NEW YORK -- Given up for dead earlier this year, a proposal by Travelers Group Inc. to contribute stock options to its $2.3 billion 401(k) plan apparently is still breathing.
Sources say Travelers executives are trying to reconfigure parts of the proposal in hopes of winning approval from the Internal Revenue Service and the Department of Labor. Among the issues, they say, are:
Vesting and potential loss of value by participants who leave the company before being allowed to fully exercise the options.
According to a benefits consultant with connections to Travelers, "the deal killer" in the original proposal centered around vesting issues. "If they provide a plan in which all participants are fully vested after five years and the options are fully exercisable whether you are an employee or not, I believe it could move closer to approval," the consultant said.
The timing of tax deductions for stock option contributions.
Travelers executives apparently are flexible on vesting and how deductions are handled.
Sources said the vesting issue could be addressed if the IRS reconsiders the original proposal, which would allow a deduction when the options are exercised. It was the IRS, they said, that insisted on the up-front valuation approach.
The IRS initially had ruled Travelers could deduct from its corporate taxes the value of the options as of the date the contribution is made to the plan.
But industry experts complained the options would be withdrawn from participants who left the company before they could exercise them, even though treated as vested, because the options would only be exercisable while an employee.
Both government and Travelers officials emphasized the company's request to contribute stock options to its 401(k) plan, on a non-matching basis, is still alive. But none would confirm the proposal is being modified.
A Labor Department official would say only that Travelers' application for a prohibited transaction exemption ruling is on hold pending action by the IRS.
Travelers lawyers on the speaker circuit, however, are talking about the proposal and how it could be modified.
Travelers lawyers Richard Green and Stuart Lewis made one such presentation at an American Bar Association seminar in New York earlier this month. According to one lawyer present, the Travelers' attorneys said the company is willing to defer its deduction for contributing the options to the plan until they are exercised, rather than taking the full deduction up front.
"The sense I have is that they wouldn't be out talking about it if they weren't optimistic" of winning government approval, said the lawyer who attended the seminar.
"It sounded like they are talking with the IRS in an effort to iron out the obstacles . . .," the attorney said.
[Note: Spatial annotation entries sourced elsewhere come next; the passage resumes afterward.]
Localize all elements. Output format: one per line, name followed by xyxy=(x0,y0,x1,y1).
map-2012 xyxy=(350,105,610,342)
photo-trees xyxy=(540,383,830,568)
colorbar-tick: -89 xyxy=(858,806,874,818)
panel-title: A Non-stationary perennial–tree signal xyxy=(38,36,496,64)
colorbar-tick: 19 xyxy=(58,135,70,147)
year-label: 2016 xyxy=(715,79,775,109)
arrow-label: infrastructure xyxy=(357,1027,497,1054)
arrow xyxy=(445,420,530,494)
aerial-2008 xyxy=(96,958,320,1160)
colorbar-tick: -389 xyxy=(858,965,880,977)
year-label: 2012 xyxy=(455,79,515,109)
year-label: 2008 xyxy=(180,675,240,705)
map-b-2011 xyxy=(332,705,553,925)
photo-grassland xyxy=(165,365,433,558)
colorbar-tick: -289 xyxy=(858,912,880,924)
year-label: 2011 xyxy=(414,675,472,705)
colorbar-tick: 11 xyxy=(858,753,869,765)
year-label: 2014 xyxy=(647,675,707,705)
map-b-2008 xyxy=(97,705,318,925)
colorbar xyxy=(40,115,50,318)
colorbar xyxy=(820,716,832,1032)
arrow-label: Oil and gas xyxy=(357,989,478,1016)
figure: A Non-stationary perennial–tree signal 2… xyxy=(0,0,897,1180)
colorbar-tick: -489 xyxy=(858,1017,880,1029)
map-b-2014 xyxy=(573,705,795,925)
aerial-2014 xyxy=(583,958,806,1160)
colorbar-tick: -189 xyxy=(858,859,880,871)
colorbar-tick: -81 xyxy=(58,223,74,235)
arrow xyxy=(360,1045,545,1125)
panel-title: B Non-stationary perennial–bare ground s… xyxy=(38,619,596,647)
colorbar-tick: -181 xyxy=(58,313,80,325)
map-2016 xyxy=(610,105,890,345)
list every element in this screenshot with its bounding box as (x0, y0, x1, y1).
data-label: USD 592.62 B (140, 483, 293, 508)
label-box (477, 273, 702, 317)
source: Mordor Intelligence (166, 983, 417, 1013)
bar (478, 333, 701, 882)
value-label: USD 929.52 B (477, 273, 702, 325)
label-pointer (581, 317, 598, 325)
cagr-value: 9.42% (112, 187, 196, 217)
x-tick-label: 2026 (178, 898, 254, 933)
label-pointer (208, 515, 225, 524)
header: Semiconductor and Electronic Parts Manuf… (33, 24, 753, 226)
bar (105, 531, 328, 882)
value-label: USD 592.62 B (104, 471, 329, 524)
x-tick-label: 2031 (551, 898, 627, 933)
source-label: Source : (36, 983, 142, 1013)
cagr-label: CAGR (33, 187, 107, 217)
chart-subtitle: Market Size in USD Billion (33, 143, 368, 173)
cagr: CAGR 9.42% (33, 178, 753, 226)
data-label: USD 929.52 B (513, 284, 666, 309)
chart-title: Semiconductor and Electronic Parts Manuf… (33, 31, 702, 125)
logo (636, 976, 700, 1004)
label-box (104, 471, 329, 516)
Mr. Green, Travelers' internal counsel, declined to comment, but sent word through a spokesman that his remarks before the ABA "were made before a private forum and not designed for public consumption."
The innovative concept developed by Travelers to contribute stock options to its 401(k) plan was thought to be headed for swift approval earlier this year following the IRS' determination letter on the qualification of the plan and its private-letter ruling on various tax issues.
Labor Department approval also seemed likely, until the proposal came crashing down amid questions about vesting, deductibility and how the options would be exercised.
The IRS subsequently announced it was reconsidering its approval. The DOL promptly put the Travelers application on hold. That's how the matter has stayed.
A Labor Department spokesman said the Travelers application "is still active until it is withdrawn."
"We are still waiting on the (Internal Revenue) Service. We need to see what the service is going to do; it is still quiet."
Travelers proposed to contribute options worth 10% of each employee's pay, up to $40,000. The options would be exercisable in 20% increments over the first five years after they were contributed and would expire after 10 years. In general, a participant only would be able to exercise the options while still an employee of the Travelers Group.
The Travelers proposal has generated substantial interest. Several plan sponsors are said to be ready to follow Travelers' lead.
Said Michael P. Barry, managing director at Bankers Trust Co., New York: "Someone will figure a way to get through the regulatory gamut. Having done so, it will open things up for everyone. But I think the big issue is the vesting issue."
Such a program can be advantageous to the plan sponsor. Travelers, for example, gets a tax deduction and can conserve cash while achieving its corporate goal of expanding stock ownership by its employees.
One benefit is how stock option contributions to the plan would be reflected on corporate financial statements. Usually, companies only can deduct, as an expense, the cost of stock options when they are exercised by employees.
Accounting practices do not require option grants to be reflected on corporate books at the time they are granted, even though a tax deduction is taken. When the option is exercised, the difference between the value of the stock and the exercise price is accounted for as a dilution of common equity and the option is not reflected on the company's profit and loss statement.